[R] fast mkChar
Vadim Ogranovich
vograno at evafunds.com
Wed Jun 9 20:59:10 CEST 2004
Thank you for the lead, Peter. It may be useful for other packages I
write.
As to the strings, I think I have to take what is already there. I agree
that strings would be better managed in malloc-style fashion (probably
with reference counter) and not by gc(). However I don't want to have a
system with two different string classes, such close relatives seldom
coexist peacefully.
BTW, the slowness of mkChar explains why R is so slow when it needs to
compute names for long vectors.
Thank you for an interesting discussion,
Vadim
> -----Original Message-----
> From: Peter Dalgaard [mailto:p.dalgaard at biostat.ku.dk]

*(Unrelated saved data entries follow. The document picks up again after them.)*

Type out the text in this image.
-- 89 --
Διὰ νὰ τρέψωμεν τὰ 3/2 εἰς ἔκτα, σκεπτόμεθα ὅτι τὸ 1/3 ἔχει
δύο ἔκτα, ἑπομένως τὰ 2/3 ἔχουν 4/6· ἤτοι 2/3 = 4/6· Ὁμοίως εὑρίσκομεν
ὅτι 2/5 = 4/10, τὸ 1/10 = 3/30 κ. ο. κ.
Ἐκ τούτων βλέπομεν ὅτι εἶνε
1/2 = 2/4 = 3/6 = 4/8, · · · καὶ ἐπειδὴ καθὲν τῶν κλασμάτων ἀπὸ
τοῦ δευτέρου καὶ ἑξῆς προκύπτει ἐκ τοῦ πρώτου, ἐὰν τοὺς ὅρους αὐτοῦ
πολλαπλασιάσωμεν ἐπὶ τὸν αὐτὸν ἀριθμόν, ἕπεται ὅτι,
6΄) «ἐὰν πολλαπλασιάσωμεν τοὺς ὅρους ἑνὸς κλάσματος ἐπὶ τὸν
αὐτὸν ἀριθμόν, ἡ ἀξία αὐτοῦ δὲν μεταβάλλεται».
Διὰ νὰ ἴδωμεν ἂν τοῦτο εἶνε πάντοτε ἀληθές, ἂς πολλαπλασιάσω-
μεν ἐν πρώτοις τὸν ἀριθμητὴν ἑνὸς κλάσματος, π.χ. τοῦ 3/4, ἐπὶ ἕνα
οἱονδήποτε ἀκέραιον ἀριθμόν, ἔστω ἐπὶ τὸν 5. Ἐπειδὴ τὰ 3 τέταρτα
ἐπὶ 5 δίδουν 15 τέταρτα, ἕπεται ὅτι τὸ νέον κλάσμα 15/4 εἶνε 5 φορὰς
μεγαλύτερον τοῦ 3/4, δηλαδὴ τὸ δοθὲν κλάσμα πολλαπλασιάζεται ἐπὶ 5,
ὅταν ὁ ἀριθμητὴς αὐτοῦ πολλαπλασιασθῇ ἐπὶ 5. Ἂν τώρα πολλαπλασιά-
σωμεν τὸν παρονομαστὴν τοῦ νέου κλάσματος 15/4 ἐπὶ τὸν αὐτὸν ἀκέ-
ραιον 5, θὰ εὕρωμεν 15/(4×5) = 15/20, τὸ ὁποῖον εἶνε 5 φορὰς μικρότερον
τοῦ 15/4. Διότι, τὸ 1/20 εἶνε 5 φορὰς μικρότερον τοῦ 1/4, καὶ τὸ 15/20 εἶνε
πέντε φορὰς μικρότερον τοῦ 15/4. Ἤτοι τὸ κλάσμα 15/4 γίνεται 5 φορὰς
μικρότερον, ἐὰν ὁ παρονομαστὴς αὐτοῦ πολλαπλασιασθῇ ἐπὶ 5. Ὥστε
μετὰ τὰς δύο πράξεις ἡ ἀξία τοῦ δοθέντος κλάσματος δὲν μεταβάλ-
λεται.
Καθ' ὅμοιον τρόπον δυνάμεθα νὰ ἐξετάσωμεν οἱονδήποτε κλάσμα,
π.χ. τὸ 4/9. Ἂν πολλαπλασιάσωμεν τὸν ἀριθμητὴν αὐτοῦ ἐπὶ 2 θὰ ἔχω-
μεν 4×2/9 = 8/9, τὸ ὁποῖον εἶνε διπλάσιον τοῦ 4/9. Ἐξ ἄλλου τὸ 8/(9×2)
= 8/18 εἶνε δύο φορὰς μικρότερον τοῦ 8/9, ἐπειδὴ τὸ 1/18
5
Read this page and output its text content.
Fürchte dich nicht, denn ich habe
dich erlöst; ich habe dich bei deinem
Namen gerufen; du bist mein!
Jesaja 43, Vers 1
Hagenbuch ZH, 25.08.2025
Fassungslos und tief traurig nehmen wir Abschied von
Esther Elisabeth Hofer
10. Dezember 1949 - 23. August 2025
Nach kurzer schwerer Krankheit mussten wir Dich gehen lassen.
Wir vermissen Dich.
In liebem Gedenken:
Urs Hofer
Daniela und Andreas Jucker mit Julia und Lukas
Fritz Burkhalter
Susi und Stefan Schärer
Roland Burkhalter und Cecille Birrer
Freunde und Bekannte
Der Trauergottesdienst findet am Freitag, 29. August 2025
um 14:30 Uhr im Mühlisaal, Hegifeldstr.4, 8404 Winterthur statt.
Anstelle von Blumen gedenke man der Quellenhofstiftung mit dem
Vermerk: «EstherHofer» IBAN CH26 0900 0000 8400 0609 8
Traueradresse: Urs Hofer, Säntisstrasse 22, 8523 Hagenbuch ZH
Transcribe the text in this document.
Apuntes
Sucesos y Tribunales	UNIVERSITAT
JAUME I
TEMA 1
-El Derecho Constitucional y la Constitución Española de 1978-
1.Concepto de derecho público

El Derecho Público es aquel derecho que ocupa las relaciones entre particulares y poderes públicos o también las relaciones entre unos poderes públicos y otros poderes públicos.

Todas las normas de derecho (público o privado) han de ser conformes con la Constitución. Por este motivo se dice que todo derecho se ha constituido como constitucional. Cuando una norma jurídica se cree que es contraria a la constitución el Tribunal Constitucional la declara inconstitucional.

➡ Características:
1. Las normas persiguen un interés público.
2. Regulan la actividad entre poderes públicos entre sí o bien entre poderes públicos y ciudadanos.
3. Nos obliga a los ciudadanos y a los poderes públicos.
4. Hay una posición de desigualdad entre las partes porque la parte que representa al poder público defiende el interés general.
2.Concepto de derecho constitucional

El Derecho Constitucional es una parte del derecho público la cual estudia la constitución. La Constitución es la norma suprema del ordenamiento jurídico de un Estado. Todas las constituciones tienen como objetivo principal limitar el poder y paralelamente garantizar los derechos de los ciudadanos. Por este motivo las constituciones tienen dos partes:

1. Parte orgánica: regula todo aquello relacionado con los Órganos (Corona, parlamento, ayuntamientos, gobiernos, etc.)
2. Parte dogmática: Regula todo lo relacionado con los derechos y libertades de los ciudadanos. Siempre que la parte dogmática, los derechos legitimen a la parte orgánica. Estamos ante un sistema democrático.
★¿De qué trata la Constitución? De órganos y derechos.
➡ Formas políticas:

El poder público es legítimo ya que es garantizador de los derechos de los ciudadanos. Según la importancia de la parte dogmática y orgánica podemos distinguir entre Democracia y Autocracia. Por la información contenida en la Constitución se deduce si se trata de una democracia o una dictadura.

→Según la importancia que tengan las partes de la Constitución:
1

> Sent: Tuesday, June 08, 2004 3:35 PM
> To: Vadim Ogranovich
> Cc: R-Help
> Subject: Re: [R] fast mkChar
>
> "Vadim Ogranovich" <vograno at evafunds.com> writes:
>
> > I am no expert in memory management in R so it's hard for
> me to tell
> > what is and what is not doable. From reading the code of
> allocVector()
> > in memory.c I think that the critical part is to vectorize
> > CLASS_GET_FREE_NODE and use the vectorized version along
> the lines of
> > the code fragment below (taken from memory.c).
> >
> > if (node_class < NUM_SMALL_NODE_CLASSES) {
> > CLASS_GET_FREE_NODE(node_class, s);
> >
> > If this is possible than the rest is just a matter of code
> refactoring.
> >
> > By vectorizing I mean writing a macro
> CLASS_GET_FREE_NODE2(node_class,
> > s, n) which in one go allocates n little objects of class
> node_class
> > and "inscribes" them into the elements of vector s, which
> is assumed
> > to be long enough to hold these objects.
> >
> > If this is doable than the only missing piece would be a
> new function
> > setChar(CHARSXP rstr, const char * cstr) which copies
> 'cstr' into 'rstr'
> > and (re)allocates the heap memory if necessary. Here the setChar()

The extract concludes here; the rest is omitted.